Usually, they have a firm grip on what they are hoping to achieve and how it is aligned with business case. However, rarely do they have a complete idea of how realistic their ambition is against project budgets and delivery timescales, nor do they usually know what you will actually need to do to deliver their vision. I consulted on a struggling project a few years back that had such contradictory stakeholder goals that, in trying to deliver them all, the project team was tying itself in knots!
As a Project Manager, you need to be super focused on your client’s requirements, know what they want (even when they don’t!) and communicate it back in a way that they understand so that they can agree. It is very easy to deliver a project that you think ticks every box and find that, in reality, it missed ticking most.
5 – What Worked Then Will Work Again
I recall a failing project that we were called in to help once that was, at first, a bit of a head-scratcher. The budgets seemed well planned, resources were well allocated, the team had the
knowledge and experience to deliver, business case and culture were aligned. At first glance it was solid, on further investigation it turned out that the project template being used had been used before … admittedly, with great success … but that was then.
Past glory is never a guarantee for future success. Often the methodology, tools, and resources that made one project a hit do not translate onto the next one.
I think it’s like using a map that you used to drive into town ten years ago before the bypass and the roundabout with the McDonalds on it were built. Like an old map, a previous template doesn’t necessarily describe the landscape you are travelling through now and it’s easy to get lost.
In this case, the project team had planned well and were executing based on the plan perfectly but the new project had subtle differences that were enough to render the old template redundant.
6 – Attend To The Details Above All Else
Attention to detail matters, of course, it does. Often it’s those little details, executed well, that deliver great success.
IT Project Leaders need to be careful though that they are not too zoomed in on them that they take their eye off the bigger picture, for instance, business case alignment.
I would challenge what I once heard a CIO say to a Project Manager. The PM was questioning the project’s alignment with current market need but was told that this was out of both their “circles of concern”. In other words, we’ve been commissioned to deliver X, Y, and Z and if they are no longer congruent with business case then that’s someone else’s problem.
“The business” pays all our wages and in the same way that a marketing or sales strategy needs to be in line with business needs, so too does an IT Project, otherwise what’s the point?
So sure, zoom in on the details but also zoom out once in a while and take a helicopter view of your project and where and how it fits.
7 – Any Project Manager Can Successfully Deliver Any Project
Like the templates mentioned above, Project Managers are not always transferrable.

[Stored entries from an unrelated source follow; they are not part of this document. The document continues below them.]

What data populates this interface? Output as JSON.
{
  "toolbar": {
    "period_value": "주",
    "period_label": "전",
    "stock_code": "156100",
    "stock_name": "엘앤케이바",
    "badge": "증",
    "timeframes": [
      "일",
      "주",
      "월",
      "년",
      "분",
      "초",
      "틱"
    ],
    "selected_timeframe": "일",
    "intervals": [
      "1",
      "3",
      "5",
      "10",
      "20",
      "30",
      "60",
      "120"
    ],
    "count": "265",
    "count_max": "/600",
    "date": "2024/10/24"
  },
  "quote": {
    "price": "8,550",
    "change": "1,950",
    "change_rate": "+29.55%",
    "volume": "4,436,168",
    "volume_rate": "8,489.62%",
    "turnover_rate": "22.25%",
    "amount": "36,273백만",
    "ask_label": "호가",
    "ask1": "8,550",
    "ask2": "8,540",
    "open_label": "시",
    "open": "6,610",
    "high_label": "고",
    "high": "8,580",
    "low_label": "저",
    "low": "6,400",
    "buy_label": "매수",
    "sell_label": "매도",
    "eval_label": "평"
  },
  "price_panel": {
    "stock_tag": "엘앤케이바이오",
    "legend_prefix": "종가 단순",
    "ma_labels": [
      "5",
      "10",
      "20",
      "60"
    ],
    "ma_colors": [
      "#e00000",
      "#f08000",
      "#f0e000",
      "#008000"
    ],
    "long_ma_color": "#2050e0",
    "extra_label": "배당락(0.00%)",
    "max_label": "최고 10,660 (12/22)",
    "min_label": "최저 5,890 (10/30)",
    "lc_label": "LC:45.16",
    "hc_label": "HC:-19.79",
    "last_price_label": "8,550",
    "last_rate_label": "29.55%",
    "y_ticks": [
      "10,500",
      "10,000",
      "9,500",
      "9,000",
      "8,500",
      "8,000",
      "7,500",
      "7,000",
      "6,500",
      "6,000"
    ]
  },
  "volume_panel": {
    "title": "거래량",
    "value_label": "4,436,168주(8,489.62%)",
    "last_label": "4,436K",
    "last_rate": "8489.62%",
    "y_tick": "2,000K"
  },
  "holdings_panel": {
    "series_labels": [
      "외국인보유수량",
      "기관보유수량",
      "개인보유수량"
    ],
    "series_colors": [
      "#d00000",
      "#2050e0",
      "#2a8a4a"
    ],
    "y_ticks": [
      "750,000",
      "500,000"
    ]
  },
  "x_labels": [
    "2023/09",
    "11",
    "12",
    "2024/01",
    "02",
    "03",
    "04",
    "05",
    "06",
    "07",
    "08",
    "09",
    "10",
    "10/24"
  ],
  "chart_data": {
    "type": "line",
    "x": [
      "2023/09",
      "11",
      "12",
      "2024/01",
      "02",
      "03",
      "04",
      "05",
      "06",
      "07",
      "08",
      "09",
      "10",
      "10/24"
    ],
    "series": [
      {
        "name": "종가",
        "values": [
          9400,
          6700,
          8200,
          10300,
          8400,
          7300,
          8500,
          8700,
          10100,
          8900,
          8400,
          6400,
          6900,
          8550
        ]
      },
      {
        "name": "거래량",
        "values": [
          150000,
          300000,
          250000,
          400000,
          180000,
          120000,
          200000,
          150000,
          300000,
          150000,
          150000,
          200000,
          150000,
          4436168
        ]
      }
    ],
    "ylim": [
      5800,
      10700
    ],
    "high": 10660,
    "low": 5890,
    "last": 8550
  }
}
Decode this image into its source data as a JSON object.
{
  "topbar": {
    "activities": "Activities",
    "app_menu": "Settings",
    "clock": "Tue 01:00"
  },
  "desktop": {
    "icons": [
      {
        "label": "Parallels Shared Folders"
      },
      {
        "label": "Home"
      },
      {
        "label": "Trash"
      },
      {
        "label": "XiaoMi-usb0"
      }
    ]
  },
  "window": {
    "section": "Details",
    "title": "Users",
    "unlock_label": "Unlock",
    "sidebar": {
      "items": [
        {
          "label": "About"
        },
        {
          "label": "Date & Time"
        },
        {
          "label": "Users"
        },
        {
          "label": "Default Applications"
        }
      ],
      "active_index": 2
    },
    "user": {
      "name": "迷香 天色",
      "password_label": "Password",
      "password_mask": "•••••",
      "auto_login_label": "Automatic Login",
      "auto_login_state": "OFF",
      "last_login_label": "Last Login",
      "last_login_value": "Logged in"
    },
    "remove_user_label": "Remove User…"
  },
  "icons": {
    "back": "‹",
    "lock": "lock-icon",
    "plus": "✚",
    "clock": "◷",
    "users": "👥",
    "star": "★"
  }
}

Just because Tom delivered his last project successfully, that doesn’t mean you’re guaranteed a happy ending with the next one. PMs are a bit like snowflakes, no two are the same!
Tom might have the same training and certificates on his wall as Jerry but just as each project is different, so is each project manager. Different talent brings different skill sets, experience, attitudes, vision, insights.
It’s all about matching your resources with the needs of the Project and that can take an honest appraisal of both. Often a fresh pair of eyes is best placed to do this, an independent project management office analysis can help shine a light on any gaps. There’s no shame in recognising that your brilliant team lacks certain capabilities and the Project Management as a Service market is ready to provide complementary talent and resources.
In conclusion, recognising project management dysfunctional beliefs is a really healthy thing to do, attending to them and actively working towards dispelling and destroying them could actually save your project from harm. And … do you know what? It’s really liberating. When you realise that you’ve been working under a fog of misconception you are set free to succeed.
Once that haze lifts, your best practice can shine through.